Protecting individual privacy in a data-driven world

Jason McFall (Privitar)
14:55–15:35 Thursday, 2/06/2016
Law, ethics, governance
Location: Capital Suite 17 Level: Non-technical
Average rating: ****.
(4.46, 13 ratings)

As data practitioners, we come to Strata because we are excited by the opportunities to unlock the value in data. But as individuals, we are each sensitive to how our own data is used, and we want our privacy to be respected. We expect organizations to keep our data secure, but we also expect them to use our data ethically and not exploit or leak our private data. Many citizens are simply unaware of the degree to which their trails of data can reveal highly private information. Meanwhile, organizations are not doing enough to preserve privacy; they need to find privacy-preserving ways to analyze and operationalize data.

Organizations may be open to far greater liability due to possible customer reidentification than they realize. Jason McFall surveys the risks around private data and discusses some examples of privacy breaches where well-meaning and responsible organizations inadvertently violated privacy because they didn’t understand the threats they faced—including linkage attacks, where connecting data to a public dataset can reveal privacy; network graph matching: identifying segments of a graph (such as a social graph) and then walking the graph; and the risks of aggregate data, where often a single data point seems innocuous in isolation but in aggregate can reveal very private information—in real-world examples such as mining social network comments, likes, and friend graphs; connecting location information to learn patterns about where a person lives, works, and travels; or exploiting Internet of Things data.
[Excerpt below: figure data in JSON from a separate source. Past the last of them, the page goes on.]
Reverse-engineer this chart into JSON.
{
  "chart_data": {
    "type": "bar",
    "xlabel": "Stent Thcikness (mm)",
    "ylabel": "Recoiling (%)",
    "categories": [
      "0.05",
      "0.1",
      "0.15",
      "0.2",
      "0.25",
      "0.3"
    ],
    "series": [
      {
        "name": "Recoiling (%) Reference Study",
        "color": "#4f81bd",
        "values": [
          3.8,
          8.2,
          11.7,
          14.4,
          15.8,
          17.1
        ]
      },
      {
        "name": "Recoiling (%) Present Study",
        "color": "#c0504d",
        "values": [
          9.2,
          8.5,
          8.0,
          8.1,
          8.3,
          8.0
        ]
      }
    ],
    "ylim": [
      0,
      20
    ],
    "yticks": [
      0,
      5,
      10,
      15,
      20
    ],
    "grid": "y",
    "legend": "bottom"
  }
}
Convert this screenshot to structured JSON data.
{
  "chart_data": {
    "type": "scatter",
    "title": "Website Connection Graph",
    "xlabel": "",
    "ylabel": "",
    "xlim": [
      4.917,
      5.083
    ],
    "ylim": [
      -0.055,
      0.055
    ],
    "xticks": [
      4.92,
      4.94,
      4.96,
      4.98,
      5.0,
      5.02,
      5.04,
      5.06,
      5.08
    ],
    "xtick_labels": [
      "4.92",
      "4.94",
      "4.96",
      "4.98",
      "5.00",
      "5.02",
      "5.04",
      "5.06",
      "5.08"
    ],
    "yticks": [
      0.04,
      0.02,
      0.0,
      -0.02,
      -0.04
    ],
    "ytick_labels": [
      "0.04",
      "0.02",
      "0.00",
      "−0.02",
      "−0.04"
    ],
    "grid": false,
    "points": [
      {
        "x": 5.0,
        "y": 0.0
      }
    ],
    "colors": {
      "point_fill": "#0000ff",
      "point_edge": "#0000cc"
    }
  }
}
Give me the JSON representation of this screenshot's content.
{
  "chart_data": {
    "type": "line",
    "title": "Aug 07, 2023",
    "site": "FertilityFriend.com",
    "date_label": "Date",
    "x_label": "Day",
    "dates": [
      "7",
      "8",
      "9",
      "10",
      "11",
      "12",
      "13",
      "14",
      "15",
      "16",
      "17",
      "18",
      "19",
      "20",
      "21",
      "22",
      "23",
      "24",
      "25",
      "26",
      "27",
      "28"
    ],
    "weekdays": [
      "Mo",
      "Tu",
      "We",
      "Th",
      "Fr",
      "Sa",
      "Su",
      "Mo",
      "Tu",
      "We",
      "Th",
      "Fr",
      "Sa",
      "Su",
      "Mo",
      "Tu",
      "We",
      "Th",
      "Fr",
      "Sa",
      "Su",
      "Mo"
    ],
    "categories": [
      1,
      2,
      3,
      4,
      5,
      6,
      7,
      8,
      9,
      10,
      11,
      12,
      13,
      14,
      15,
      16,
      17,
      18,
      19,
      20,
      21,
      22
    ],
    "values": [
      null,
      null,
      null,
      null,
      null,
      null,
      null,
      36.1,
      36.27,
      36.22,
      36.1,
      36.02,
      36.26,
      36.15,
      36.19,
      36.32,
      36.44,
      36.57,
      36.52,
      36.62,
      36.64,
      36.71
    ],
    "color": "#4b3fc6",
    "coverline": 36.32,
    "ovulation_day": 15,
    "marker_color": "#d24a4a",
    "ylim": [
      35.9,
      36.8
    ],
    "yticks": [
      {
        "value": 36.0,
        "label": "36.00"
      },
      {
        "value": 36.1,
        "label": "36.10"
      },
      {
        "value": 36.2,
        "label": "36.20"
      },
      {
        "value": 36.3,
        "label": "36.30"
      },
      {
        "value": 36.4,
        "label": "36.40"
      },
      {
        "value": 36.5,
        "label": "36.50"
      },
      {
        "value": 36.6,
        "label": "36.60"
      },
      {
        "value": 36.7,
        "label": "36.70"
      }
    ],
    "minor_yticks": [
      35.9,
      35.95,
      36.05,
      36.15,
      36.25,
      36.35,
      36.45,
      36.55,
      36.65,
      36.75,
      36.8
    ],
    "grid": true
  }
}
Jason outlines techniques that enable the safe and effective use of data while preserving privacy, including tokenization and masking, generalization and blurring of data (such as k-anonymity), controlled privacy-preserving querying of data (such as differential privacy), homomorphic encryption, and randomized responses for the IoT, and explores the strengths and weaknesses of these approaches, before listing some key lessons that individual citizens, organizations, and data scientists need to know about privacy.

Photo of Jason McFall

Jason McFall


Jason McFall is the CTO at Privitar, a London startup using machine learning and statistical techniques to open up data for safe secondary use, without violating individual privacy. Jason has a background in applying machine learning to marketing automation and customer analytics. Before that, he was an experimental physicist, working on particle physics collider experiments.